🤖 AI Summary
This work addresses the significant computational overhead of key-value (KV) cache access and processing in long-context decoding, where existing pruning methods—often relying solely on key information—struggle to balance efficiency and accuracy. To overcome this limitation, the authors propose ART, a lightweight runtime mechanism that dynamically monitors the magnitude and directional stability of accumulated attention outputs during decoding. ART terminates KV cache access early once subsequent KV blocks contribute negligibly, requiring no additional overhead and remaining compatible with both dense and sparse attention variants. The method also provides theoretical guarantees on truncation error. Experiments demonstrate that ART achieves up to a 20% improvement in generation throughput over state-of-the-art KV cache optimization techniques on LongBench and RULER Needle-in-a-Haystack benchmarks, without compromising output quality.
📝 Abstract
Long-context decoding in Large Language Models (LLMs) is severely constrained by the memory bandwidth required to fetch the extensive Key-Value (KV) cache. Most existing KV management methods rely on key-only pruning before decoding, despite the evidence that attention outputs depend jointly on keys and values, as incorporating values in their methods incurs prohibitive additional overhead.
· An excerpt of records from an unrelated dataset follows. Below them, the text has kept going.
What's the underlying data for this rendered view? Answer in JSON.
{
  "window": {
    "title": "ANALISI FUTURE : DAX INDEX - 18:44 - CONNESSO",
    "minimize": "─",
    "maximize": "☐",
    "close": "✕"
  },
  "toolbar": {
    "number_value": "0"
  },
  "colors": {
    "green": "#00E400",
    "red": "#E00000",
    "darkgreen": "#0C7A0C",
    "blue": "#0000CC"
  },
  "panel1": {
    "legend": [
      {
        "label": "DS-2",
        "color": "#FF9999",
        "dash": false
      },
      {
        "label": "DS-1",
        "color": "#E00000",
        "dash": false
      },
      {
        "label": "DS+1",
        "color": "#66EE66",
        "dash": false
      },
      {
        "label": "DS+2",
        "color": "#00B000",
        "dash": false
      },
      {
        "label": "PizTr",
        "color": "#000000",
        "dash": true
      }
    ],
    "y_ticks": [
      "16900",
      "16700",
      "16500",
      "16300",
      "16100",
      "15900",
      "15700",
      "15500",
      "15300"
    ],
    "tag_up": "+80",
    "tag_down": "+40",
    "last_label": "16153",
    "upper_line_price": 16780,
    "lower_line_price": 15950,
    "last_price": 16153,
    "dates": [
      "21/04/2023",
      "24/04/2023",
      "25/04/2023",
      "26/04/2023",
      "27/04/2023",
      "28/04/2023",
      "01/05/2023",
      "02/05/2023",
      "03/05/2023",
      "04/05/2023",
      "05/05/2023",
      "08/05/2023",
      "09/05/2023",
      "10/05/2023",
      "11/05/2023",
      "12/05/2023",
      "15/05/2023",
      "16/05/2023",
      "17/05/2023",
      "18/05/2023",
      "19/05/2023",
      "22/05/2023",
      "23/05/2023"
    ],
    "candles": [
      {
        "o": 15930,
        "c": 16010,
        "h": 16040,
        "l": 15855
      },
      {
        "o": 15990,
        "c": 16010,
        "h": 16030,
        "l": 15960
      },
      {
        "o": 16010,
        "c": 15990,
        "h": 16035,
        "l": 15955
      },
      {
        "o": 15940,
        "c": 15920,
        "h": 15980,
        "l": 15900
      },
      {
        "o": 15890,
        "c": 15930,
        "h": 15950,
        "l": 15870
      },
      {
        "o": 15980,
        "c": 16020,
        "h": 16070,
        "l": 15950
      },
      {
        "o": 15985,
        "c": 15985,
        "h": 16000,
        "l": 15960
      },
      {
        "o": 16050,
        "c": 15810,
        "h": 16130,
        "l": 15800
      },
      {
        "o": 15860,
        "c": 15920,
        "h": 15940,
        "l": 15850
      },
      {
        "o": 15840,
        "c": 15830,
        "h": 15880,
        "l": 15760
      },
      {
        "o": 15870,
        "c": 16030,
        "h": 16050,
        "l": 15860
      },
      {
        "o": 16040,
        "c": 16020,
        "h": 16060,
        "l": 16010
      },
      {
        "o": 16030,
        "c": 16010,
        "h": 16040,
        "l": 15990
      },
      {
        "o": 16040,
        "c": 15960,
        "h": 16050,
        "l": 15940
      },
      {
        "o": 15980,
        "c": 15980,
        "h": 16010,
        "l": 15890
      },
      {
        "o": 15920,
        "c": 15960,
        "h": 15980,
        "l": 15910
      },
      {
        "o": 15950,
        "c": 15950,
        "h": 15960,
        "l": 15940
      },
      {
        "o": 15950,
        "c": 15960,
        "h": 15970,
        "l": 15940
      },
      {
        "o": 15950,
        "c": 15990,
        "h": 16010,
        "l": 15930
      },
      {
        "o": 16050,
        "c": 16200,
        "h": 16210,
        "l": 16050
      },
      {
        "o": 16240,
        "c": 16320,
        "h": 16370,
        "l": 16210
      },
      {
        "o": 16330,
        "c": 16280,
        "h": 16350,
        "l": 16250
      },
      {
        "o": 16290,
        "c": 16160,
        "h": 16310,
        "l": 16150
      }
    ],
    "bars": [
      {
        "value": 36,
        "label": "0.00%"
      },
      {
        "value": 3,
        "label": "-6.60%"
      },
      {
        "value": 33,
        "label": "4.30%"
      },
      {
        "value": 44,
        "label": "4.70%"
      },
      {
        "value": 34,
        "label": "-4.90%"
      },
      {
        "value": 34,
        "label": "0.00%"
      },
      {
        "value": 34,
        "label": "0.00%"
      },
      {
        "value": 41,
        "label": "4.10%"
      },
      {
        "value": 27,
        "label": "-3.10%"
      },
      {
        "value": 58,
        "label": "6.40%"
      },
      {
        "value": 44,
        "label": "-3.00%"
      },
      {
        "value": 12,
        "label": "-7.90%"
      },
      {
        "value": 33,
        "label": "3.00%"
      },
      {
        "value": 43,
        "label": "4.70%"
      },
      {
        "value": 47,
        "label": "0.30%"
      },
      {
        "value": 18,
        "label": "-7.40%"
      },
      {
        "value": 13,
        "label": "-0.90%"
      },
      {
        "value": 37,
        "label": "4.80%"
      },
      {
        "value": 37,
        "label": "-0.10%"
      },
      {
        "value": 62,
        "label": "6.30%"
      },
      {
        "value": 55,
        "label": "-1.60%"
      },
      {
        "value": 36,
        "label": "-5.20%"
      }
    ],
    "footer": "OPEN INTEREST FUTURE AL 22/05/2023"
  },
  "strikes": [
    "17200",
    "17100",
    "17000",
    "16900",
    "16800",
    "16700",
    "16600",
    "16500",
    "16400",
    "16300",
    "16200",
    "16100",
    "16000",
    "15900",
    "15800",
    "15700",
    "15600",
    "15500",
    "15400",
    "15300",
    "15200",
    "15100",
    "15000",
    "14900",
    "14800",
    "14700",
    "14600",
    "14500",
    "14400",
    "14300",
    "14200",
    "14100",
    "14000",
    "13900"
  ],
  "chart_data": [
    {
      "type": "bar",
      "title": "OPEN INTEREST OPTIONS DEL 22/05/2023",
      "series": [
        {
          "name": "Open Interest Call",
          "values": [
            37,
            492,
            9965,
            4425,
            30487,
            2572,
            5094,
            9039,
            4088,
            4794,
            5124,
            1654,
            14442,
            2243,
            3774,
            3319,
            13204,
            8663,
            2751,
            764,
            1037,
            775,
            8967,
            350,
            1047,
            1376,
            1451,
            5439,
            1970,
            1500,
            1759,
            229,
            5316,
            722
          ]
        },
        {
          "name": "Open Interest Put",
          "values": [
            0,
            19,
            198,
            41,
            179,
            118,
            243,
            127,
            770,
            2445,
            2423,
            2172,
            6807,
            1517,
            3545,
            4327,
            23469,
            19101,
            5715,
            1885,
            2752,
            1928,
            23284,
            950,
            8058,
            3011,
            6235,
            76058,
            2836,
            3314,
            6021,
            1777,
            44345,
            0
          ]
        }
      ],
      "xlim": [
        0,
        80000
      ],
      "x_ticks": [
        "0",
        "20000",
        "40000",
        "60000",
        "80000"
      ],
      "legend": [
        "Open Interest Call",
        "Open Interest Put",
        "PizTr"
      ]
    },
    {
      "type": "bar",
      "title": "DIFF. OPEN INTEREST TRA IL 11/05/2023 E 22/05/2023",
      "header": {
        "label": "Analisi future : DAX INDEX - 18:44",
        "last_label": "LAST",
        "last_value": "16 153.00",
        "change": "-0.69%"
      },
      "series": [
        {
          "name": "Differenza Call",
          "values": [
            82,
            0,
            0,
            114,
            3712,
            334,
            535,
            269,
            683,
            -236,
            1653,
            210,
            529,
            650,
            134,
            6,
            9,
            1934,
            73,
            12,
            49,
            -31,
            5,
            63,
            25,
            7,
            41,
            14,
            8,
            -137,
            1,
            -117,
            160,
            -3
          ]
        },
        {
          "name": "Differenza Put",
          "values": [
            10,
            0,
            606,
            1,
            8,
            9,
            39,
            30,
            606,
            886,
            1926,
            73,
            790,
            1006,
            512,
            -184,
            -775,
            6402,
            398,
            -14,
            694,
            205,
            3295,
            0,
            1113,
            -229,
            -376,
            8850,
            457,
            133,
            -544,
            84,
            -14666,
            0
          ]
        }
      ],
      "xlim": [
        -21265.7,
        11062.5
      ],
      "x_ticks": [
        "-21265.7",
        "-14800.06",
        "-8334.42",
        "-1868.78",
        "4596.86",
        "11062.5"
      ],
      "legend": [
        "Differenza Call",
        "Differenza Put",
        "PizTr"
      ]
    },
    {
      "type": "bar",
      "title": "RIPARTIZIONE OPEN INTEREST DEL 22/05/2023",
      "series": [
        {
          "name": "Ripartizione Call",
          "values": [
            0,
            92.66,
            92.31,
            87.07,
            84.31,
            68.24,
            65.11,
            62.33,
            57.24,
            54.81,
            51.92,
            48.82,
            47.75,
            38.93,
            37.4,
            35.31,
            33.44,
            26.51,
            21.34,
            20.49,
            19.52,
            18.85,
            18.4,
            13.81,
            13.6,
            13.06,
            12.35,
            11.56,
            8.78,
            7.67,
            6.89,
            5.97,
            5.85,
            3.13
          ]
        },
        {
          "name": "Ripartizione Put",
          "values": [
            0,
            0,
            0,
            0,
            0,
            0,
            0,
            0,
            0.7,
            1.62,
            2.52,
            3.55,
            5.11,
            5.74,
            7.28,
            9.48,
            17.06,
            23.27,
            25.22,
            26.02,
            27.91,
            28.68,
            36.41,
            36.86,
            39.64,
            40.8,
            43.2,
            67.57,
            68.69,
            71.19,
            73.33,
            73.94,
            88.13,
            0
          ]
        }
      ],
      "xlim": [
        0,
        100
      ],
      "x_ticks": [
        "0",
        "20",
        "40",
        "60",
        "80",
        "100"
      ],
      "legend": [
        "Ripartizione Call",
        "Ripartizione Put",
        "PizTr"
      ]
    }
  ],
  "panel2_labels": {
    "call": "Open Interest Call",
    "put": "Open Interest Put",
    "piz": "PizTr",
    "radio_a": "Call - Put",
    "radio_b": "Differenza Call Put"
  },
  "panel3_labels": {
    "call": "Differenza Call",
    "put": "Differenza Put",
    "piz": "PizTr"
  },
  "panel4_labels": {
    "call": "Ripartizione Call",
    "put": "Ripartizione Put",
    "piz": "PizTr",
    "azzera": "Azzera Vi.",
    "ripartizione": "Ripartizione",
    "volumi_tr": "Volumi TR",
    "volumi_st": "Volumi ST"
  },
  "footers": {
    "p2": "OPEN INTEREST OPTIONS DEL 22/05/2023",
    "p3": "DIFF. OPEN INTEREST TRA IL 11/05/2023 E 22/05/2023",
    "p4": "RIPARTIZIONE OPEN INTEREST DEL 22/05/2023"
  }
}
In this paper, we propose Attention Run-time Termination (ART), a lightweight run-time mechanism that tracks accumulated attention outputs during kernel execution and terminates subsequent KV block accesses once further contributions become negligible. This design makes ART orthogonal to existing key-based KV cache management methods, enabling seamless integration with them. Experiments on LongBench benchmarks show that ART achieves 20% higher generation throughput in large batch size than state-of-the-art baseline while maintaining comparable accuracy.